- Alphabet has faced antitrust probes before, but not from the U.S. Justice Department.
- In 2018 Alphabet had $136.8 billion in revenue.
The report comes amid discussion from politicians and the public about whether large technology companies should be broken up. Government pushback on Alphabet in search could hit at the core one of the most highly valued publicly traded companies in the world.
Alphabet racked up $136.8 billion in revenue in 2018, with 85% of it coming from advertising. Google controls more than 70% of the search engine market, according to NetMarketShare.
Google has faced antitrust pressure in the past.

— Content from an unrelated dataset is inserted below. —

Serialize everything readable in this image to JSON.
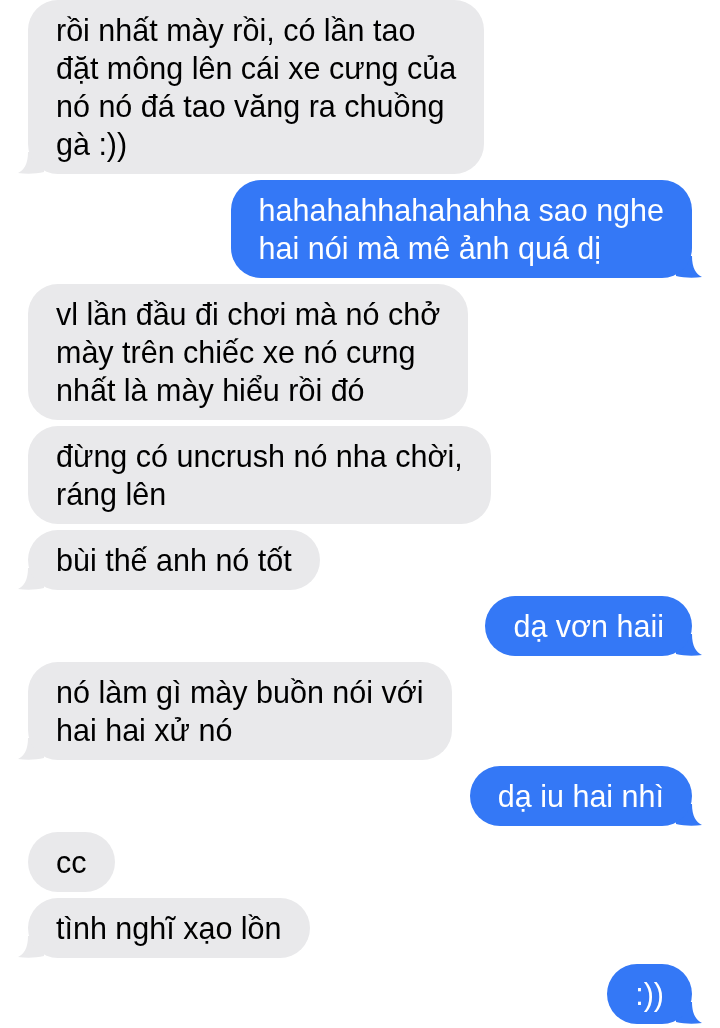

In 2013, Google said it would change some practices after it agreed to a settlement with the U.S. Federal Trade Commission. The FTC had been concerned that some of Google's business practices could stifle competition
In 2010, the company received an antitrust complaint from the European Commission regarding ranking of shopping search results and ads, which resulted in Google being fined $2.7 billion in 2017, according to Alphabet's latest annual report. In 2016, the EC complained about practices related to Google's Android operating system, leading to a $5.1 billion charge in 2018.
And in March the European Union ordered Google to pay around $1.7 billion because of advertising behavior.
Recently, Google has also come under political pressure in the U.S.
President Trump has been critical of big tech, including accusing Google of political bias in its search results. In March, Trump tweeted accusations that Google's YouTube and Twitter favored Democratic opponents over him and Republicans.
Sen. Elizabeth Warren, who announced her 2020 presidential candidacy in December, has pressed for breaking up tech companies like Google. In a widely read post published on Medium in March, Warren said she was interested in appointing regulators who would be interested in undoing what she called "anti-competitive mergers," including Google's DoubleClick, Nest and Waze.
"Current antitrust laws empower federal regulators to break up mergers that reduce competition," Warren wrote.
Google wouldn't be the first U.S. technology company to face scrutiny from the Justice Department. That agency launched a major antitrust case against Microsoft in 1998 that led to several rules the company had to follow for years.
The Justice Department had no comment. Google did not respond to repeated requests for comment.